Wu Jianmin, a former student leader in China’s 1989 pro-democracy movement, was targeted in 2020 by a group of protesters outside his home in Irvine, California.
“They shouted slogans outside my home and made verbal abuses,” he said. “They paraded in the neighborhood, distributed all sorts of pictures and flyers, and put them in the neighbors’ mailboxes.”
Last year, the Justice Department charged about three dozen officers in China’s national police force with using social media to target dissidents inside the U.S. and arrested two men who it says had helped establish a secret Chinese police outpost in Manhattan’s Chinatown neighborhood.
The year before, federal prosecutors disclosed a series of wide-ranging plots to silence dissidents.
Besides the little-known and unsuccessful congressional candidate about whom China wanted to dig up dirt, other victims of harassment in the case included American figure skater Alysa Liu and her father, Arthur, a political refugee who prosecutors say was surveilled by a man who posed as an Olympics committee member and asked them for their passport information.
“We should be under no illusion that somehow these are rogue actors or people that are unaffiliated with the Chinese government,” Rep. Raja Krishnamoorthi, an Illinois Democrat and member of a special House committee on China, said of the Chinese operatives who have been charged.

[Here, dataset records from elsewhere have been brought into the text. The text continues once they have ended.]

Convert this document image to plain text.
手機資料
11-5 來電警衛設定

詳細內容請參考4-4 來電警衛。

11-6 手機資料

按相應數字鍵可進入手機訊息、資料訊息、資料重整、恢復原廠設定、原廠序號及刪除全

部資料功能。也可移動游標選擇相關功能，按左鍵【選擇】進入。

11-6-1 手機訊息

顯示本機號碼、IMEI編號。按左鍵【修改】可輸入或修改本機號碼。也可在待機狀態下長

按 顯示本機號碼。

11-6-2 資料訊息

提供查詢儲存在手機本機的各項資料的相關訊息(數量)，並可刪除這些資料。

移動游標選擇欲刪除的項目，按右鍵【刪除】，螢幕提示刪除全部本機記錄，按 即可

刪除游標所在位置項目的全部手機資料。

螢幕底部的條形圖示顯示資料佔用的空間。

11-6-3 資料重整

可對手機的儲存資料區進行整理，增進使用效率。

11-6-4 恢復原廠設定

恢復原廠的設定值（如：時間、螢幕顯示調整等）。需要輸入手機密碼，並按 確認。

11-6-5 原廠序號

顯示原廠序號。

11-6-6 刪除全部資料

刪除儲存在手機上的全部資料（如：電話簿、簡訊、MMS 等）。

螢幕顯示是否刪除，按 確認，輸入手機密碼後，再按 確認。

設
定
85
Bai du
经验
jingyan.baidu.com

Alinejad, the Iranian journalist, was targeted even before the Justice Department last year revealed the plot against her involving the organized crime proxies. Prosecutors in 2021 charged a group of Iranians said to be working at the behest of the country’s intelligence services with planning to kidnap her.
She remains active as a journalist and activist and says she’s determined to keep speaking out. But the details of the crime are chillingly etched in her mind, with the criminal cases laying bare the gravity of the threat.
The FBI disrupted the plot but also encouraged her to move, which she has done. But that also meant saying goodbye to her garden, which had brought her joy as she gave homegrown cucumbers and other vegetables to neighbors.
“They didn’t kill me physically, but they killed my relationship with my garden, with my neighbors,” she said.